I have been charged with deviating from Reformed orthodoxy for claiming that, strictly speaking, what is imputed to us in justification is the verdict that the Father pronounced in raising His Son from the dead. This verdict assumes that Jesus obeyed the law completely and died in obedience to His Father, but Jesus’ “active” and “passive” obedience are imputed only indirectly. The Father raised Jesus, and that was the Father’s enacted declaration that the Son is just; we are joined to the risen Son; therefore, the Father makes the same declaration concerning us.
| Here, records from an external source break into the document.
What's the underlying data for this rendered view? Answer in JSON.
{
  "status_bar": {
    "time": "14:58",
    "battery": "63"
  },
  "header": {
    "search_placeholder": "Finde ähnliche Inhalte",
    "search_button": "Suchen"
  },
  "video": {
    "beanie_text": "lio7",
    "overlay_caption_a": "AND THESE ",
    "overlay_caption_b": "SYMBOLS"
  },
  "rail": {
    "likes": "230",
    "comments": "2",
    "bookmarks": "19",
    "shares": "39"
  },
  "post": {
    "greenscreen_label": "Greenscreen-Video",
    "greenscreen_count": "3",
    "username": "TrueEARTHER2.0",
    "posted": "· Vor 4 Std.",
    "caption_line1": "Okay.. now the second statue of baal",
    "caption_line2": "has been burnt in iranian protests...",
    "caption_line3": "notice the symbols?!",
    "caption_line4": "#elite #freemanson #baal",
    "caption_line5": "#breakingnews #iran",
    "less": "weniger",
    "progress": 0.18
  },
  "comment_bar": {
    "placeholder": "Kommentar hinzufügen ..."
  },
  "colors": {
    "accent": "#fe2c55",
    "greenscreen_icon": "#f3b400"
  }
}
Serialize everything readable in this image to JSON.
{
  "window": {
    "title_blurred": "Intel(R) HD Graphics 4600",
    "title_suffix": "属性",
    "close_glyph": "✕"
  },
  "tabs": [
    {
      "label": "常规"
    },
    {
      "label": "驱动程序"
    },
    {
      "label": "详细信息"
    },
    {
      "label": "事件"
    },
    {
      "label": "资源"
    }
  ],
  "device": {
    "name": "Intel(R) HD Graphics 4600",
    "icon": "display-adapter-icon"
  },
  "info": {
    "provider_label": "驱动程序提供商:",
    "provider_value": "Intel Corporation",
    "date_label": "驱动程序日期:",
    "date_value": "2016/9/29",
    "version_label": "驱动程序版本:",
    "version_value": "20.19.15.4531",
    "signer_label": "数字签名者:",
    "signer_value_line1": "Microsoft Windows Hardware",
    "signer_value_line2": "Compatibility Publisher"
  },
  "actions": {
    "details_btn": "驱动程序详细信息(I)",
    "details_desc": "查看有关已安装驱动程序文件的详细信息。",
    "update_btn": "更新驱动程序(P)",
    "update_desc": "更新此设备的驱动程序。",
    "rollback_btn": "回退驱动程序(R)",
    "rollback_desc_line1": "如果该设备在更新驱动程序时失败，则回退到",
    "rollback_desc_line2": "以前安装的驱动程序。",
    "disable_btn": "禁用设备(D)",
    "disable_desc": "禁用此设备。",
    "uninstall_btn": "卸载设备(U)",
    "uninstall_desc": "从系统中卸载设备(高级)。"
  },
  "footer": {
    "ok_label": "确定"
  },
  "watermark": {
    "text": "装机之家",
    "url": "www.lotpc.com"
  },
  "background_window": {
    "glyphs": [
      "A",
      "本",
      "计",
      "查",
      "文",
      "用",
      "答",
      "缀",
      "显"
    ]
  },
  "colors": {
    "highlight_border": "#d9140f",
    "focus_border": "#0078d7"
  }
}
Steven Wedgeworth writes to tell me that I am (somewhat surprisingly to me) in the welcome company of R. L. Dabney: “It may be said, without affecting excessive subtlety of definition, that by imputation of Christ’s righteousness, we only mean that Christ’s righteousness is so accounted to the sinner, as that he receives thereupon the legal consequences to which it entitles . . . . All are agreed that, when the Bible says, ‘the iniquity of us all was laid on Christ,’ or that ‘He bare our sins,’ or ‘was made sin for us,’ it is only our guilt and not our moral attribute of sinfulness which was imputed. So it seems to me far more reasonable and scriptural to suppose that, in the imputation of Christ’s righteousness, it is not the attribute of righteousness in Christ which is imputed, but that which is the exact counterpart of guilt – the title to acquittal” ( Lectures in Systematic Theology , Lecture LIV).